唐:他們發展得好,因為他們有目標。我沒有。
所以,看着他們,我連少少失落也沒有。
拍完《 Y2K》,我便回去做模特兒,不夠高行天橋,拍平面廣告又缺乏新鮮感,於是被安排去《四葉草》試鏡。《 Y2K》到《四葉草》,完全沒有進步過。當時, Twins已經大紅了。
我沒有危機感。

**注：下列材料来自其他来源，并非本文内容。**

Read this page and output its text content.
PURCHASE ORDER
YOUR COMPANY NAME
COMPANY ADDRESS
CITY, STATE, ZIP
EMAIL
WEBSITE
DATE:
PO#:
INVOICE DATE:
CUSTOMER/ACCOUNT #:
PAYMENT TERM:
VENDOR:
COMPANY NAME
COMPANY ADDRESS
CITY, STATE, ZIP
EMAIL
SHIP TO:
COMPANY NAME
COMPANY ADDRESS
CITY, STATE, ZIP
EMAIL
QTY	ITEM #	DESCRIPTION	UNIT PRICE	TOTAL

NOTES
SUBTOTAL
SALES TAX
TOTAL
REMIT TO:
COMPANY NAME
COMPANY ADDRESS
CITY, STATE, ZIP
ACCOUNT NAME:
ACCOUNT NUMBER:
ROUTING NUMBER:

長大過程中,沒有人教過我怎樣計劃,中五會考,我還在瞓覺,也沒有人糾正我。
現在,事業好似順境了,我才開始不想失去。因為,原來其他範疇的成就根本不能夠令我這麼實在。
壹:接近三十歲才頓悟,浪費太多時間了吧。
唐:我很記得剛入無綫,主持《 K-100》,我是有點抗拒。一年過後,竟然改善了發音、記稿能力、對鏡頭的靈敏度。在電視台,一切都靠累積分。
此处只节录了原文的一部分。